Abstract Body (Do not enter title and authors here): Background: Calcific aortic valve stenosis (AS) affects approximately 3% of the general population and lacks pharmacological treatment. Proprotein-convertase-subtilisin/kexin-type9 (PCSK9) inhibition shows promise in attenuating calcium accumulation on human aortic valve interstitial cells (VIC), offering new therapeutic prospect to curb CAVS progression.
Hypothesis: Our investigation aims to clarify PCSK9 involvement in mechanisms driving the aortic leaflets calcification processes.
Methods: Human aortic valve leaflets were collected for histology and VIC isolation, followed by enzyme-linked immunosorbent assay (ELISA) and calcification assays. PCSK9 knockout (KO), overexpression (Tg), and wild-type (WT) C57BL/6J mice were fed standard or high-fat diet for 18 months. Before sacrifice, mice underwent Doppler echocardiography to assess haemodynamic changes. RNA sequencing was performed on AS human valve specimens from patients with high or low circulating PCSK9, and from those with tissue-specific PCSK9 differences. PCSK9-overexpressing immortalized VICs (PCSK9+iVICs) were generated using CRISPR/Cas9.
Results: During AS progression, tissue PCSK9 levels increased significantly, as confirmed by both immunohistochemistry (log2FC: sclerotic +1.8±0.7 and stenotic +2.7±0.5; ANOVA p=0.0008) and ELISA (FC: sclerotic +9.8±1.6 and stenotic +11.13±2.3; ANOVA p=0.0012). Under both normal and osteogenic conditions, sclerotic and stenotic human VICs exhibited significantly greater calcification than controls (p≤0.001). A stage-dependent correlation emerged between calcium and secreted PCSK9 (control: r_s=0.04, p=0.8; sclerotic: r_s=0.5, p=0.004; stenotic: r_s=0.6, p=0.0003).
In vivo, only PCSK9 KO mice had 10% lower peak aortic jet velocity, vs Tg and WT before sacrifice (p≤0.05), suggesting that PCSK9 expressed within the aortic valve could have a role in leaflet remodelling.
Ex vivo, RNA-seq of AS leaflets showed that PCSK9 tissue-level variation alters the valvular transcriptome to a greater extent than circulating PCSK9 (549 vs 58 differentially expressed genes, respectively; high vs low PCSK9 levels).

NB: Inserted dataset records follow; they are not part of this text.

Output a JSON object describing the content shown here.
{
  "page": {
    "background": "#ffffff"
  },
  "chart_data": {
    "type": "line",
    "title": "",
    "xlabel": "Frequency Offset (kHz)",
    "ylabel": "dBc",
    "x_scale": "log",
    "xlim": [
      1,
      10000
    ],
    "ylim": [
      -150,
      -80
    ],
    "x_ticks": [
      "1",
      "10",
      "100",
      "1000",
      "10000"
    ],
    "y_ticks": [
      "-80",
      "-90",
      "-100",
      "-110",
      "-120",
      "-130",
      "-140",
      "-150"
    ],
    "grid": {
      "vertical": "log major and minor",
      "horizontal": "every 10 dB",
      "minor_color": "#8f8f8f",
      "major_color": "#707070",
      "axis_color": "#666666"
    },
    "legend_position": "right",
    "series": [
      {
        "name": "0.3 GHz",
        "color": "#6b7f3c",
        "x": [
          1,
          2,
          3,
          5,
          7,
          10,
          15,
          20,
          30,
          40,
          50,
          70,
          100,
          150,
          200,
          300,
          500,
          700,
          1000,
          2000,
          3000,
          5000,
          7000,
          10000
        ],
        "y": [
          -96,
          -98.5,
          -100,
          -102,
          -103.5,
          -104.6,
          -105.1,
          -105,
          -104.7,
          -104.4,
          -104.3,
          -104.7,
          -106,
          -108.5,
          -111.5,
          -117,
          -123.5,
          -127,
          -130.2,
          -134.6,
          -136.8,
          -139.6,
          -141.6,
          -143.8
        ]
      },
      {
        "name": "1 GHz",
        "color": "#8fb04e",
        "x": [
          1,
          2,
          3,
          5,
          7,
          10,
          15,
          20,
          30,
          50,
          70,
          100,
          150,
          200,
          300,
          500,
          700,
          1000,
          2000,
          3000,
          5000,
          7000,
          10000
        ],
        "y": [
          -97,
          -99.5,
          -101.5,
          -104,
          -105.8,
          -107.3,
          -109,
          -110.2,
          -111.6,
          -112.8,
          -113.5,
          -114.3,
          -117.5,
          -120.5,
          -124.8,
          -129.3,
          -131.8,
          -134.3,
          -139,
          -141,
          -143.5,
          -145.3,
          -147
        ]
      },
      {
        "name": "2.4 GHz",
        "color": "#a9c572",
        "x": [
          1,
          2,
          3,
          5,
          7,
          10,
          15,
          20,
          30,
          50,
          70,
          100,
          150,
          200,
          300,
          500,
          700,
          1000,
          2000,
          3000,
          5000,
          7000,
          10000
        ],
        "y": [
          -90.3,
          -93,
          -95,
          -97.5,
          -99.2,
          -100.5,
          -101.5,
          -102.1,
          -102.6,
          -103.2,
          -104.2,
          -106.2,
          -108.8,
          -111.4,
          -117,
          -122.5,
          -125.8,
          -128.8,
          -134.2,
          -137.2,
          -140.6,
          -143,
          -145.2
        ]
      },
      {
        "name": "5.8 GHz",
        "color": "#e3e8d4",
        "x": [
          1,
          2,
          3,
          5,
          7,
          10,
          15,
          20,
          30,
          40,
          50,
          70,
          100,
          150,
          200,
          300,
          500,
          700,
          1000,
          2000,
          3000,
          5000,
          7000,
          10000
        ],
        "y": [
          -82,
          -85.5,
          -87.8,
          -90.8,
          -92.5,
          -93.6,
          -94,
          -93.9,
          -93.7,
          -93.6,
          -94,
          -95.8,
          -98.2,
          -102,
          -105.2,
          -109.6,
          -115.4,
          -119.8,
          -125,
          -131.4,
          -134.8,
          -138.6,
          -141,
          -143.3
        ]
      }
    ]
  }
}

Finally, PCSK9+iVICs showed an increased calcification content starting at day 7 (p≤0.05) and increasing up to day 21 (p≤0.0001) under pro-osteogenic stimulus compared to WT iVICs.
Conclusion: PCSK9 is upregulated in AS, enhances VIC calcification, and drives valve remodeling. Tissue-level variation shows greater transcriptomic impact, suggesting a local role of PCSK9 in AS.